By Katie E. Golden, MD

We are amidst another surge in COVID cases, and it feels like there are new variants and scientific studies debuting every day. The treatment options are no exception. While we know a lot more about the coronavirus than we did a year ago, the growing list of possible treatments still remains in the early experimental phases.

If you have recently been diagnosed with COVID, you may be wondering what you can do to recover as quickly as possible. Or maybe you are worried about your infection getting worse. With so much information out there, It can be hard to figure out the best way to take care of yourself or a loved one. But before you tune into the chatter about different treatments — antibodies, ivermectin, azithromycin — let’s take a look at what the scientific evidence tells us about these medications.

This article is intended to provide you with a review of the treatments that are currently dominating the conversation for outpatient (non-hospitalized) people. And what to do if you have more questions about them.

What COVID-19 treatments are currently available?

It’s hard to keep track of all of the proposed treatment options for COVID-19. There is medicine traditionally used for malaria or autoimmune disease . . . blood transfusions from people who recovered from the infection . . . and what about that horse medicine for worms? So before we address the outpatient options, let’s review the broad picture of the COVID-19 treatment landscape.

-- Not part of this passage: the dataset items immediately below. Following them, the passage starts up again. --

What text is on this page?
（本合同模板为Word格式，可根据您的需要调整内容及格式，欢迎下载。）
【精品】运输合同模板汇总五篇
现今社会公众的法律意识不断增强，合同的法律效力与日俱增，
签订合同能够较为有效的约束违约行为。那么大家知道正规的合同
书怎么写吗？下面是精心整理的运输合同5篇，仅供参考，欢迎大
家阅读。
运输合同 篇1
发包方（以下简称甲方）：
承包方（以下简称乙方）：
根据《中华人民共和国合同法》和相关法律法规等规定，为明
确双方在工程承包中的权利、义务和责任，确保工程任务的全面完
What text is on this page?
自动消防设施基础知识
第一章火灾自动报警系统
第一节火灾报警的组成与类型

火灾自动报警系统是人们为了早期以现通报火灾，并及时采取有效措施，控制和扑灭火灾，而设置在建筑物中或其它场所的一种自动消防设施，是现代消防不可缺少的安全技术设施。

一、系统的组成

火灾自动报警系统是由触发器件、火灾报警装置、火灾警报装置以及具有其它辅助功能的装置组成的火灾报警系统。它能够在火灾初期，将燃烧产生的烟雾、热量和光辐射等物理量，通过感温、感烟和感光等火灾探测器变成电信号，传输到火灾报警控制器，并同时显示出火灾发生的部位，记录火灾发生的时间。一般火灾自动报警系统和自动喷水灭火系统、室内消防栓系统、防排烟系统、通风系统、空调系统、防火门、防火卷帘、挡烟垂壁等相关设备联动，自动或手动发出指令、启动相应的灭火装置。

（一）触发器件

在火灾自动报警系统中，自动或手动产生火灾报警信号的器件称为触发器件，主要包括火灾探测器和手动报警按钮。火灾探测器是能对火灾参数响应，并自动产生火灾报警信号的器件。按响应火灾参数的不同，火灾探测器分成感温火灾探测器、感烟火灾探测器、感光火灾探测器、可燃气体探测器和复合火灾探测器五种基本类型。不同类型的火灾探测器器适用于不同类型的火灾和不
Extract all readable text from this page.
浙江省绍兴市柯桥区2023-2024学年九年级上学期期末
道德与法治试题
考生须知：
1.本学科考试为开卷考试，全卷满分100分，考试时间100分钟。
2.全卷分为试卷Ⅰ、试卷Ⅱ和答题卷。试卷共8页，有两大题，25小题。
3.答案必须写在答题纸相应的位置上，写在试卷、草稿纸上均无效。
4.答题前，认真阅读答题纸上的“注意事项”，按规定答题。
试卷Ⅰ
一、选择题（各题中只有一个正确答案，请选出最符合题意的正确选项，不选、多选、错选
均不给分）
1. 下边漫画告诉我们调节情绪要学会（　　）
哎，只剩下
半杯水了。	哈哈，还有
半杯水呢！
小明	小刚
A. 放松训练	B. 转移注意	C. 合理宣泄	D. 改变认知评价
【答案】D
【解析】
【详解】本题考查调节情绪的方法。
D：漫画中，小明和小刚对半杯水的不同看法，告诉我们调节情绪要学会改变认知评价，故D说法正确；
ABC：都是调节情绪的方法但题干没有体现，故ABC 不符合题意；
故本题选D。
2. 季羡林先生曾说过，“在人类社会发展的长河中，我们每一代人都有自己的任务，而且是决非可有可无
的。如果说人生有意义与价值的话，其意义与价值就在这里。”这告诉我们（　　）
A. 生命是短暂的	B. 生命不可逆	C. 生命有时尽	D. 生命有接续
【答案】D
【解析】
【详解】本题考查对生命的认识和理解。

It helps to think of COVID treatments in three general categories:

  1. Antiviral treatments inhibit the virus’s ability to replicate inside the human body. There are many of them out there, but the main ones include:
    • Remdesivir. This is the only FDA-approved medicine for COVID, and it is only being used for people who are hospitalized with severe and life-threatening cases.
    • Ivermectin. This medicine has been around for a long time, but it has recently received a lot of attention. It is used to treat rare worm and parasite infections, but has never been used to treat viruses, and there is no current evidence supporting its use in COVID. What’s worse, people are getting sick when they take it, especially in doses intended for animals and not humans. Experts are issuing serious warnings NOT to take this medication. There’s a good reason ‘horse pills’ don’t go down easy.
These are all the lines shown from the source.